115 km et 3600 m de dénivelé
Il fait un peu plus chaud ce matin (14 degrés au départ de
Valloire) mais nous allons pouvoir cependant gravir le Galibier avant les grosses chaleurs et comme, partant de Valloire, une bonne partie du dénivelé est escamotée, cela paraît presque facile.
Il n'en est pas de même de l'Izoard (5,7 % de moyenne et 8,5 maxi) dans l'ascension duquel la température a sensiblement augmenté.
Nous prenons le repas de midi au refuge Napoléon, juste avant le col, où le cuisinier nous régale d'un sauté de porc au citron et où la serveuse se montre d'une amabilité exemplaire !
La montée de Guillestre à Vars s'effectue en pleine chaleur,
nous obligeant à un arrêt au bord d'un ruisseau pour nous rafraîchir.
La nuit à l'hôtel à Vars Sainte-Marie va heureusement s'avérer réparatrice et le repas bien arrosé qui la précède contribue à la reconstitution nécessaire des forces.
Quatrième jour : Vars - Saint Dalmas par le col de Vars, le col de Restefond et la Cime de la Bonette
124 km et 3150 m de dénivelé
La fin de la montée au col de Vars est vite avalée car il ne nous reste que quelques kilomètres à franchir. Heureusement car il fait déjà chaud et un nuage de mouches nous escorte jusqu'au sommet.

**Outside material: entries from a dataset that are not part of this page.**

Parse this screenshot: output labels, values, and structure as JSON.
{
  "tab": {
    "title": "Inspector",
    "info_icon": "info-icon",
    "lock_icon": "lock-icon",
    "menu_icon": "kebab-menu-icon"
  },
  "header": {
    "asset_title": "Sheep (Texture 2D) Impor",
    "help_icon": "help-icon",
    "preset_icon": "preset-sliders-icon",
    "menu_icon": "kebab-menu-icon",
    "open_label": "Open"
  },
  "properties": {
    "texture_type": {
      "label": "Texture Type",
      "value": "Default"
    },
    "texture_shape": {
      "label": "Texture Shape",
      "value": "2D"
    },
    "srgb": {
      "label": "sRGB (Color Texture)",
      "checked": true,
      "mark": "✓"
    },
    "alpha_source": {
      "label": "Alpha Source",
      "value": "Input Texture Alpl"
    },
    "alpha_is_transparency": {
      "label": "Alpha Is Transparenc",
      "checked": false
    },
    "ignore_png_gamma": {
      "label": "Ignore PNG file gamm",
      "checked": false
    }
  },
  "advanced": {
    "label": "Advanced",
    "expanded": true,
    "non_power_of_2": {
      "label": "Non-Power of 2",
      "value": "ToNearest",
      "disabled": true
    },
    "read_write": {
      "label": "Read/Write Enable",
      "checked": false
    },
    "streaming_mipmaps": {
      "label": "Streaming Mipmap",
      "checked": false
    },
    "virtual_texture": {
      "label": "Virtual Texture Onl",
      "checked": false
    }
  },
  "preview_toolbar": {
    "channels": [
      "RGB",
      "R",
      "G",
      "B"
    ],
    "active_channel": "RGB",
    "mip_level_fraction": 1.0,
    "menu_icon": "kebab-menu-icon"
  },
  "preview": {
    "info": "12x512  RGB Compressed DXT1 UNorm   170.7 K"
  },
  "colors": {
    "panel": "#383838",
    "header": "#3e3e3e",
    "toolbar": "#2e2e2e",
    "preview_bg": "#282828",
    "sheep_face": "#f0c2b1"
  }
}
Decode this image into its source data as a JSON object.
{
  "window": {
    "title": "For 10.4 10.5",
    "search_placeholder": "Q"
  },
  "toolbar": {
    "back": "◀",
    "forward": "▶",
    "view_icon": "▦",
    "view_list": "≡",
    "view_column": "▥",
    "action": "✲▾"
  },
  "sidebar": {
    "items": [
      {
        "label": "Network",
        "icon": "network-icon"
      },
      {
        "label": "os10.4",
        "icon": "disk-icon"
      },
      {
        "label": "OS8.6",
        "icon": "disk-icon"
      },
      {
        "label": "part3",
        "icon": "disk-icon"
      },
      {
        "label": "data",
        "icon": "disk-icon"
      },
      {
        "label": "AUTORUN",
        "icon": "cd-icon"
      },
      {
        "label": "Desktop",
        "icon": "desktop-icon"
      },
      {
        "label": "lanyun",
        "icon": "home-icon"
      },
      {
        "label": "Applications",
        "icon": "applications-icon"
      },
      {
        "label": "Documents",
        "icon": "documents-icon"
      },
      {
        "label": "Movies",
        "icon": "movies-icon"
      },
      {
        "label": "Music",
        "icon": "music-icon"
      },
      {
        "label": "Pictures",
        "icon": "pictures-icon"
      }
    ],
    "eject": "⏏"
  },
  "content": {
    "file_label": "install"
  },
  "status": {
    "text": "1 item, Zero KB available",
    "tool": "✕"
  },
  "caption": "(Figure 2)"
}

Après la longue descente sur Jausiers, il nous faut affronter la montée au col de Restefond et à la Cime de la Bonette, point culminant de la journée et de l'itinéraire en général (2802 m, 6,6 % de moyenne et 9 % maxi). C'est un gros morceau car la chaleur augmente sans cesse mais nous en venons cependant à bout.
Après la longue descente sur la vallée de la Tinée, nous
prenons le repas de midi à Saint Etienne de Tinée avant de terminer la journée par l'ascension de la plus grande partie du col Saint-Martin que nous interrompons à Saint-Dalmas où notre gîte nous
attend.
Cinquième jour : Saint-Dalmas - Mandelieu par le col Saint-Martin et le col de Turini
150 km et 2450 m de dénivelé
Comme nos forces ne sont pas trop entamées après ces quatre jours de vélo, nous décidons de gravir le col de Turini en aller et retour depuis La Bollène Vésubie où nous laissons nos bagages que nous récupérerons au retour.
Ce col n'est pas spécialement facile (7,2 % de moyenne et 9 % maxi) mais, sans les bagages, cela paraît tout de suite nettement moins dur.
Il ne nous reste plus qu'à poursuivre sur un profil
essentiellement descendant jusqu'à Mandelieu mais comme la chaleur devient vraiment étouffante au fur et à mesure que nous progressons et que le parcours est encore entrecoupé de quelques côtes
sévères, cette portion est sans doute la plus pénible de ces cinq jours et c'est dans une véritable fournaise que nous rallions Mandelieu où nous allons passer la nuit dans l'appartement du frère
de Bernard.
Le lendemain dimanche, j'abandonne mes compagnons pour rentrer en train en Haute-Savoie tandis qu'ils entament la remontée à vélo.